Top Ten: Unless you’re using only hand tools, and don’t sand any of your surfaces, you’re creating dust in your workshop. Dust is a carcinogen when it’s inside your lungs. The smaller the particle, the deeper it can go in your lungs, and the more damage it can do in the long run. Don’t take a chance with your health. Follow these tips to ensure your dust collection is up to this important, and often overlooked, task.

Top 10 Dust Collection Tips

Top 10 Dust Collection Tips

Photo by Rob Brown

1. How much suction? Size your dust collector’s CFM (cubic feet per minute) rating for existing and future machinery. If two machines will be used at the same time you should
 add the two CFM requirements together to determine your overall requirements.

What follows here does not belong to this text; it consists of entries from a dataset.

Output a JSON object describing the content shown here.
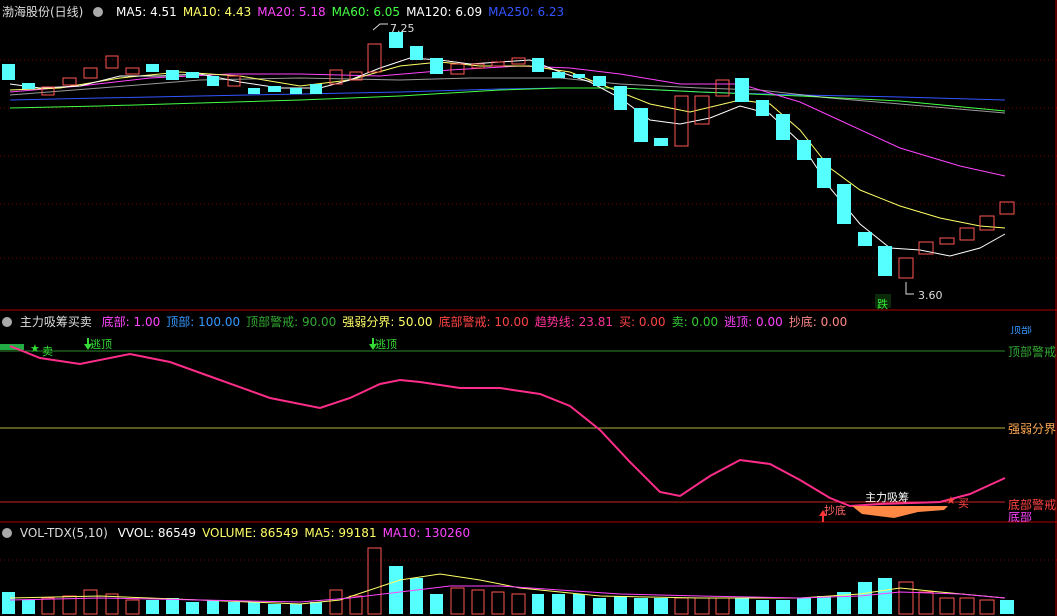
{
  "main_panel": {
    "title": "渤海股份(日线)",
    "indicators": [
      {
        "label": "MA5: 4.51",
        "color": "#ffffff"
      },
      {
        "label": "MA10: 4.43",
        "color": "#ffff66"
      },
      {
        "label": "MA20: 5.18",
        "color": "#ff44ff"
      },
      {
        "label": "MA60: 6.05",
        "color": "#44ff44"
      },
      {
        "label": "MA120: 6.09",
        "color": "#ffffff"
      },
      {
        "label": "MA250: 6.23",
        "color": "#3355ff"
      }
    ],
    "high_label": "7.25",
    "low_label": "3.60",
    "fall_tag": "跌"
  },
  "indicator_panel": {
    "title": "主力吸筹买卖",
    "values": [
      {
        "label": "底部: 1.00",
        "color": "#ff44ff"
      },
      {
        "label": "顶部: 100.00",
        "color": "#3399ff"
      },
      {
        "label": "顶部警戒: 90.00",
        "color": "#33aa33"
      },
      {
        "label": "强弱分界: 50.00",
        "color": "#ffff66"
      },
      {
        "label": "底部警戒: 10.00",
        "color": "#ff4444"
      },
      {
        "label": "趋势线: 23.81",
        "color": "#ff3399"
      },
      {
        "label": "买: 0.00",
        "color": "#ff4444"
      },
      {
        "label": "卖: 0.00",
        "color": "#33cc33"
      },
      {
        "label": "逃顶: 0.00",
        "color": "#ff44ff"
      },
      {
        "label": "抄底: 0.00",
        "color": "#ff8888"
      }
    ],
    "right_labels": {
      "top": "顶部",
      "top_warn": "顶部警戒",
      "mid": "强弱分界",
      "bottom_warn": "底部警戒",
      "bottom": "底部"
    },
    "annotations": {
      "sell": "卖",
      "escape1": "逃顶",
      "escape2": "逃顶",
      "bottom_buy": "抄底",
      "accumulate": "主力吸筹",
      "buy": "买"
    }
  },
  "volume_panel": {
    "title": "VOL-TDX(5,10)",
    "values": [
      {
        "label": "VVOL: 86549",
        "color": "#ffffff"
      },
      {
        "label": "VOLUME: 86549",
        "color": "#ffff66"
      },
      {
        "label": "MA5: 99181",
        "color": "#ffff66"
      },
      {
        "label": "MA10: 130260",
        "color": "#ff44ff"
      }
    ]
  }
}
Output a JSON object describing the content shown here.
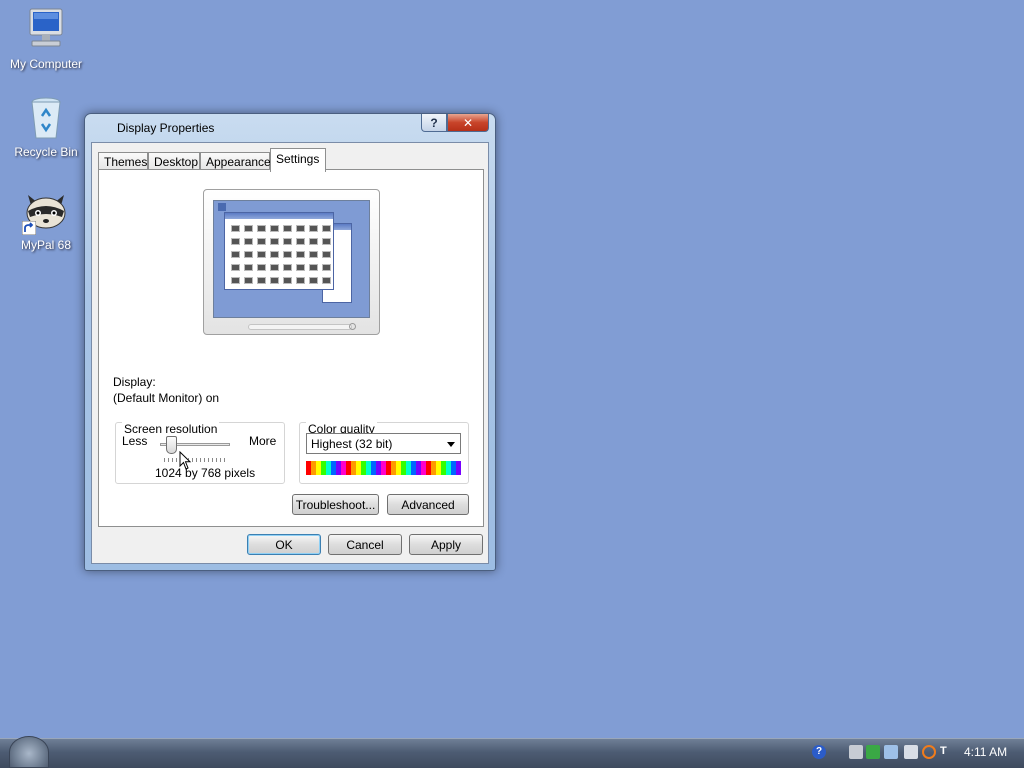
{
  "desktop": {
    "icons": [
      {
        "label": "My Computer"
      },
      {
        "label": "Recycle Bin"
      },
      {
        "label": "MyPal 68"
      }
    ],
    "background_color": "#819dd4"
  },
  "window": {
    "title": "Display Properties",
    "help_label": "?",
    "close_label": "✕",
    "tabs": [
      {
        "label": "Themes",
        "active": false
      },
      {
        "label": "Desktop",
        "active": false
      },
      {
        "label": "Appearance",
        "active": false
      },
      {
        "label": "Settings",
        "active": true
      }
    ],
    "display_label": "Display:",
    "display_value": "(Default Monitor) on",
    "resolution": {
      "group_label": "Screen resolution",
      "less_label": "Less",
      "more_label": "More",
      "value_text": "1024 by 768 pixels",
      "slider_level": 0.1
    },
    "color_quality": {
      "group_label": "Color quality",
      "selected": "Highest (32 bit)"
    },
    "buttons": {
      "troubleshoot": "Troubleshoot...",
      "advanced": "Advanced",
      "ok": "OK",
      "cancel": "Cancel",
      "apply": "Apply"
    }
  },
  "taskbar": {
    "clock": "4:11 AM",
    "tray_icons": [
      "help-icon",
      "network-icon",
      "security-check-icon",
      "volume-icon",
      "monitor-icon",
      "search-icon",
      "language-icon"
    ]
  }
}
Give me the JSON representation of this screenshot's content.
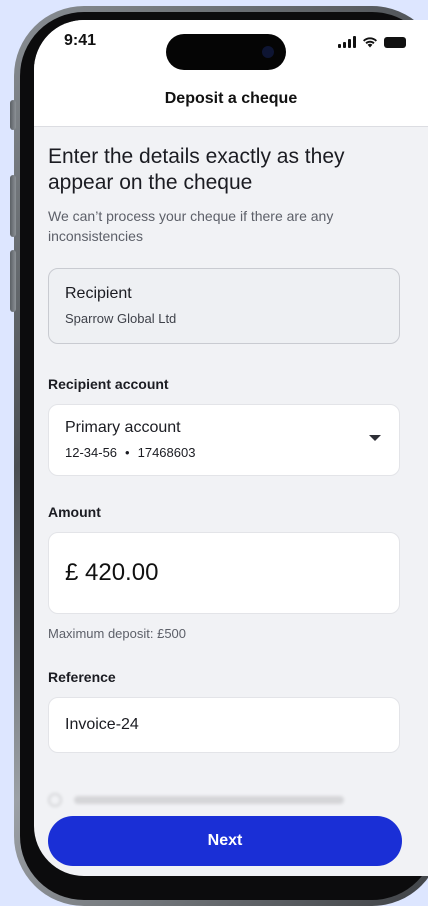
{
  "status_bar": {
    "time": "9:41"
  },
  "header": {
    "title": "Deposit a cheque"
  },
  "main": {
    "heading": "Enter the details exactly as they appear on the cheque",
    "subtext": "We can’t process your cheque if there are any inconsistencies",
    "recipient": {
      "label": "Recipient",
      "value": "Sparrow Global Ltd"
    },
    "recipient_account": {
      "section_label": "Recipient account",
      "account_name": "Primary account",
      "sort_code": "12-34-56",
      "separator": "•",
      "account_number": "17468603"
    },
    "amount": {
      "section_label": "Amount",
      "value": "£ 420.00",
      "helper": "Maximum deposit: £500"
    },
    "reference": {
      "section_label": "Reference",
      "value": "Invoice-24"
    }
  },
  "footer": {
    "next_label": "Next"
  },
  "colors": {
    "primary": "#1a2fd6",
    "background": "#f1f2f5",
    "page_bg": "#dde6ff"
  }
}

Also keep in mind that manufacturer’s numbers are intended for perfect scientific conditions, which woodworkers don’t work in. Err on the side of too much CFM.
2. Shorter is better – Try to reduce the overall length of ducts by placing the collector nearest to the center of the area. The longer the ducts, the more friction and turbulence is caused, reducing the effectiveness of your collector.
3. Wider hoses and ducts are best – Avoid narrow collection hoses/ducts; less than 4" isn’t going to provide much suction at all. Narrow ducts cause friction and reduce suction at the source of the dust.
4. Use blast gates – In order to close off areas or
 machines not in use, the blast gate can be closed. This allows you to have multiple arms of dust collection ducts and direct the suction to where it’s needed.
5. Protect against static electricity – Grounded wires wrapped around the ducts will reduce the chance of shock and combustion.
6. Clean machines – Check machines periodically to ensure larger pieces of wood are not blocking airflow, and reducing the suction near the dust source. Table saws commonly have strips of wood fall into the dust storage area, but some other machines may also have this problem.
7. Clean clogs – Ensure no ducts/hoses are clogged, as any obstruction will affect the airflow in the ducts, and reduce suction. Corners are especially vulnerable to this type of blockage.
8. Maybe use more, smaller collectors – Consider smaller dust collection units dedicated to distant machines. If your space is large, having two dust collectors may help to increase suction, compared to using a long run of ducting.
9. Use auto on/off devices – By using a remote/automatic device that automatically turns on the dust collector every time you turn on a machine you will never be without dust collection.
10. Use a dust mask – Don’t be afraid to use a dust mask, especially when you’re creating lots of fine dust; i.e., sanding.